Néanmoins, ces deux grands mythes sont une source inestimable pour la connaissance des origines culturelles nippones. Rédigés près de deux siècles après l’introduction de l’écrit dans l’archipel, le Kojiki et le Nihongi, achevés respectivement en 712 ap. JC et en 720 ap. JC, marquent l’aboutissement d’un long processus séculaire de tentatives publiques et privées d’écriture de l’Histoire. Le souci de sélectionner et de consigner les faits du passé remplissait le double objectif de légitimation politique et de mise au pas des particuliers aspirant aux postes clés de l’État, auteurs de contrefaçons généalogiques pour appuyer leurs demandes. Si l’invention de mythes fondateurs est une constante des cultures protohistoriques ; leur mise en forme officielle serait un paradigme des civilisations de l’écriture, organisées autour d’un État souverain.
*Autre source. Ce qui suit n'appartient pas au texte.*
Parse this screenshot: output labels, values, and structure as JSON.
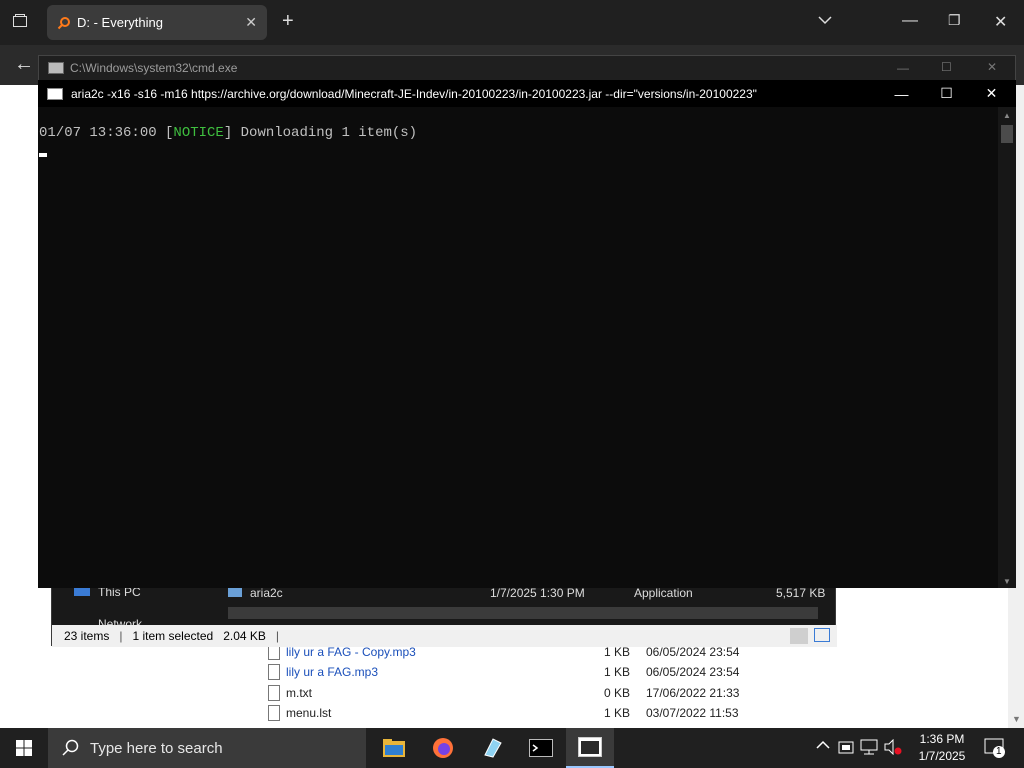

La faculté humaine de transmettre ses acquis culturels explique l’étonnante similitude constatée par les historiens des religions entre les différents mythes de l’Humanité ; cette ressemblance ayant même incité certains auteurs à spéculer sur l’existence d’un monomythe originel (Joseph Campbell, 1904-1987). Il est vrai que celles-ci sont troublantes. Proche dans sa structure des premières lignes de l’Ancien Testament, le Nihongi décrit l’univers antédivin comme une masse chaotique oviforme qui – une fois séparés – donnent naissance au Ciel et la Terre. Pour les Japonais toutefois, la création du monde relève du premier couple divin de sexes opposés : Izanagi et Izanami. Ceux-ci ayant constaté la vacuité du monde terrestre, créent la première île de l’archipel en barattant l’eau salée à l’aide d’une hallebarde, le tamaboko (玉鉾) : des gouttes retombées sur les flots, agrégées entre-elles et solidifiées émergent la première île de l’archipel en devenir. C’est autour de cet axe (reliant symboliquement le Ciel et la Terre), planté dans le sol, que les deux divinités prononcent la phrase rituelle du mariage sur les différentes îles sur lesquelles ils se rendent pour engendrer de nouvelles divinités ou de nouvelles terres.
Or, cette Création sera entachée par un « péché originel » aux conséquences proches de la sanction du Dieu biblique : Izanami enfreigant une règle de préséance est punie en mourant en couche en donnant naissance au dieu du feu, Kagutsuchi (迦具土). De son corps démembré et soumis à l’action destructrice des flammes jaillissent à même le sol les divinités associées à la fertilité. Si, comme le soulignait Mircéa Eliade, l’univers du vivant ne pouvait être créé qu’à partir du corps sacrifié d’un être divin primordial. Inconsolable, Izanagi part à la recherche de son épouse et sa quête le conduit dans le monde souterrain des « Enfers » (Yomi, 黄泉). Les épisodes de ce voyage attestent encore des profondes racines universelles du mythe : la tristesse d’Izanagi se lamentant sur la mort de sa compagne évoque spontanément le deuil décrété par les Ases après la mort du dieu Balder (dont la tradition sortie de son cadre scandinave se perpétue dans la célébration d’Halloween) ; ou bien encore, le regard fatal échangé par le couple –en infraction à la consigne d’Izanami qui ne désirait pas dévoiler à son époux l’état de putréfaction de son corps – rappelle le triste sort d’Orphée et Eurydice de la mythologie grecque….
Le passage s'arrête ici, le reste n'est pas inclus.